By John Schroyer and Omar Sacirbey
Maryland pushes back a decision on medical cannabis business permits, a prominent Marijuana Policy Project official resigns over the industry’s newfound influence on activism, and Minnesota expands its MMJ conditions list.
Here’s a closer look at several notable developments in the marijuana industry over the past week.
Hurry up and wait
The hundreds of marijuana companies that applied for business licenses in Maryland are stuck in a holding pattern after the state decided this week that it needs more time to review the 1,081 applications it received by the November deadline.
Officials initially planned to reveal the winners in January but now say they will miss that target. The state’s medical cannabis commission has not yet set a new date for the announcement.
The extended wait may be frustrating, but it could actually be a good thing for entrepreneurs.
“The preference is that they get it done right, rather than soon,” said Steve White, CEO of Arizona-based Harvest Inc., which was involved in 27 dispensary applications and one cultivator application. “More time is better.”
The delay doesn’t mean companies should stand still, though.
Applicants should use the time to research bureaucratic requirements and contact the people they will need to move forward with their projects should they eventually win a license, cannabis consultant Matt Cook said.

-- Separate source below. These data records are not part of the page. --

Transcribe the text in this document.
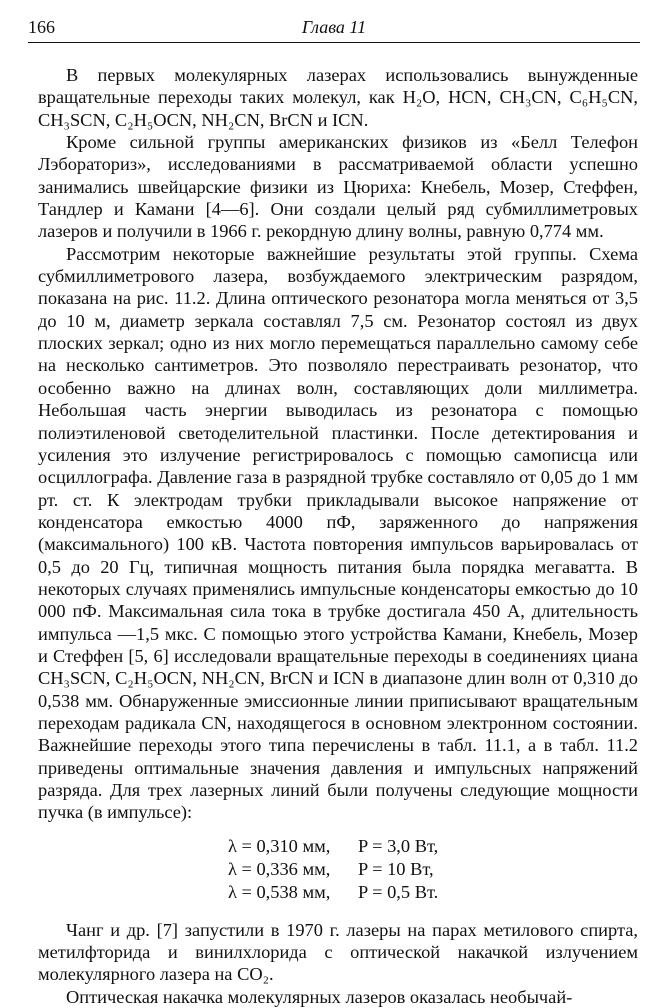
166	Глава 11

В первых молекулярных лазерах использовались вынужденные вращательные переходы таких молекул, как H₂O, HCN, CH₃CN, C₆H₅CN, CH₃SCN, C₂H₅OCN, NH₂CN, BrCN и ICN.

Кроме сильной группы американских физиков из «Белл Телефон Лэбораториз», исследованиями в рассматриваемой области успешно занимались швейцарские физики из Цюриха: Кнебель, Мозер, Стеффен, Тандлер и Камани [4—6]. Они создали целый ряд субмиллиметровых лазеров и получили в 1966 г. рекордную длину волны, равную 0,774 мм.

Рассмотрим некоторые важнейшие результаты этой группы. Схема субмиллиметрового лазера, возбуждаемого электрическим разрядом, показана на рис. 11.2. Длина оптического резонатора могла меняться от 3,5 до 10 м, диаметр зеркала составлял 7,5 см. Резонатор состоял из двух плоских зеркал; одно из них могло перемещаться параллельно самому себе на несколько сантиметров. Это позволяло перестраивать резонатор, что особенно важно на длинах волн, составляющих доли миллиметра. Небольшая часть энергии выводилась из резонатора с помощью полиэтиленовой светоделительной пластинки. После детектирования и усиления это излучение регистрировалось с помощью самописца или осциллографа. Давление газа в разрядной трубке составляло от 0,05 до 1 мм рт. ст. К электродам трубки прикладывали высокое напряжение от конденсатора емкостью 4000 пФ, заряженного до напряжения (максимального) 100 кВ. Частота повторения импульсов варьировалась от 0,5 до 20 Гц, типичная мощность питания была порядка мегаватта. В некоторых случаях применялись импульсные конденсаторы емкостью до 10 000 пФ. Максимальная сила тока в трубке достигала 450 А, длительность импульса —1,5 мкс. С помощью этого устройства Камани, Кнебель, Мозер и Стеффен [5, 6] исследовали вращательные переходы в соединениях циана CH₃SCN, C₂H₅OCN, NH₂CN, BrCN и ICN в диапазоне длин волн от 0,310 до 0,538 мм. Обнаруженные эмиссионные линии приписывают вращательным переходам радикала CN, находящегося в основном электронном состоянии. Важнейшие переходы этого типа перечислены в табл. 11.1, а в табл. 11.2 приведены оптимальные значения давления и импульсных напряжений разряда. Для трех лазерных линий были получены следующие мощности пучка (в импульсе):

λ = 0,310 мм, P = 3,0 Вт,
λ = 0,336 мм, P = 10 Вт,
λ = 0,538 мм, P = 0,5 Вт.

Чанг и др. [7] запустили в 1970 г. лазеры на парах метилового спирта, метилфторида и винилхлорида с оптической накачкой излучением молекулярного лазера на CO₂.

Оптическая накачка молекулярных лазеров оказалась необычай-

That includes real estate agents, design and construction specialists, and local politicians.
“There’s a lot that can be done,” Cook said.
Clash of the titans
Dan Riffle left the Marijuana Policy Project last month, but his departure is just now making some serious waves.
According to a report this week, the former director of federal policy for MPP told some colleagues in an email on his way out the door that he made the decision to leave because the industry is taking over the legalization movement.

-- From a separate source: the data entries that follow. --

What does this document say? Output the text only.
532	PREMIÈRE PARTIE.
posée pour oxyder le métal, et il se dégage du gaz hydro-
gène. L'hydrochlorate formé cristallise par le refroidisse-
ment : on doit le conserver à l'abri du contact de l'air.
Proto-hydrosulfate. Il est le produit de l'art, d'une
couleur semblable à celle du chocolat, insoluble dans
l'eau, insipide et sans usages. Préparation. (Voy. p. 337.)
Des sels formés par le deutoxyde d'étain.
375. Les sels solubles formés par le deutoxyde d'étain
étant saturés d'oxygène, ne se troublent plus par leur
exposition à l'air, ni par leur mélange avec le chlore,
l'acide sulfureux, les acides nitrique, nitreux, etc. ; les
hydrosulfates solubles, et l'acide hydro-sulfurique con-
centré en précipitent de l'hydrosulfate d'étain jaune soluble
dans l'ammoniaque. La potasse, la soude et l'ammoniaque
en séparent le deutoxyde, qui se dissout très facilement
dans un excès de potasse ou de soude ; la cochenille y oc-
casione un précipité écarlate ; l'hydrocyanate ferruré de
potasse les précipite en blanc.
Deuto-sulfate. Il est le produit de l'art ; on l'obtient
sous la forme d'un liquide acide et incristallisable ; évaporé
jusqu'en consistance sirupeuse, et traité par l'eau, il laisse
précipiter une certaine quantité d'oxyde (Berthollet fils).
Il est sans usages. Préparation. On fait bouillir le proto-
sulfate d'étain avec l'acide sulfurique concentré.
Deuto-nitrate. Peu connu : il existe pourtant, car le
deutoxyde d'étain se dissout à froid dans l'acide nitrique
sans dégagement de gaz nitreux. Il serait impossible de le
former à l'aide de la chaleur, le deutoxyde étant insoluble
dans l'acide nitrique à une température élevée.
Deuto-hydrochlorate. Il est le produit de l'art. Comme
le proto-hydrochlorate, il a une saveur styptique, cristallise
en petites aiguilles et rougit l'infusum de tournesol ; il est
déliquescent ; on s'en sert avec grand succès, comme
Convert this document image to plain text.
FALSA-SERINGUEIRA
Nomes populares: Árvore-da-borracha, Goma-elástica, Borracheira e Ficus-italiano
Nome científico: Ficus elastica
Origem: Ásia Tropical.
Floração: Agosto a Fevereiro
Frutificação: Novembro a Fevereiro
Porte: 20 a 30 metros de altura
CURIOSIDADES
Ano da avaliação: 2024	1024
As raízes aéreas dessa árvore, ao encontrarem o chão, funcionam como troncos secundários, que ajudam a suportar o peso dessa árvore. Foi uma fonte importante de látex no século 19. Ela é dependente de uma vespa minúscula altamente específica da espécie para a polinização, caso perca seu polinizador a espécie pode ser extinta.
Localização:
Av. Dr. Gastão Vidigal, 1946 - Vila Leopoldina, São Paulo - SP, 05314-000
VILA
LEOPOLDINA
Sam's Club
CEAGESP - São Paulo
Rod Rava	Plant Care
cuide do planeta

“I’m not interested in the industry,” he reportedly wrote.
The move highlights a growing rift in the legalization movement between the interests of industry professionals and activists.
While some may doubt that the industry has much political power at this point, it’s an issue bubbling up to the surface as the cannabis business grows.
“It’s a necessary conversation for the movement and the industry to have,” said Kris Krane, managing partner of the consultancy 4Front Advisors.
Krane added that while he doesn’t think Riffle is correct about the industry dominating efforts to legalize cannabis, “there is a real risk of that happening.”
“There is a real balance that needs to be struck between the needs and desires of the industry and the advocacy groups whose job it is to push for good policy,” he said.
That’s one of the reasons Steve Fox, another former MPP wonk who now works for the Denver law firm Vicente Sederberg, helped found the Council on Responsible Cannabis Regulation last year. Fox said the nonprofit works to “straddle the transition that’s taking place” and bring together responsible business interests with those of activists who want to set up sensible industry regulations and protect consumers.
That said, organizations such as MPP are still leading the way in states such as Rhode Island, where the legislature could legalize recreational in 2016, Fox added. MPP staffers are also the ones offering testimony on policy and lobbying for change.
“There’s no doubting that there is a gradual shift taking place, but it would be unfair to say that the industry is taking over at this point,” Fox said.
More pain, more gain
One of the most heavily regulated medical cannabis states in the nation is also now the latest to expand its qualifying condition list for patients.
The news that Minnesota’s health commissioner approved the addition of intractable pain is obviously a huge boost for the state’s two MMJ companies.
It’s also nothing new.
There’s a lengthy precedent of other markets expanding their conditions list along the way, in part due to widespread demand for MMJ and also because of an increase in awareness of the plant’s medical benefits for a variety of ailments.
A few examples:
- Delaware just added autism to its list of conditions approved for medical cannabis.
- Washington DC’s Health Department first added six new ailments to its list last year, and then the city council eliminated the list altogether, allowing physicians to determine if MMJ was appropriate treatment for any ailment.
- Arizona, Michigan and Nevada signed off on adding post-traumatic stress disorder to their lists last year.
There are similar pushes underway in other states as well.
In Illinois, for example, a state panel has twice now recommended expanding the qualifying condition list, first by 11 ailments (which was shot down by the state health commissioner) and now by eight. The recommendation is awaiting another decision by the health commissioner.
In Connecticut, the state legislature is widely expected to approve adding seven new conditions for MMJ, but that would require the backing of a legislative committee, which probably won’t happen until early 2016.
And the Arizona Cannabis Nurses Association is pushing to expand that state’s list even more, to include another eight conditions.
Any condition added is good news for MMJ businesses, as such moves help expand the patient base – sometimes significantly.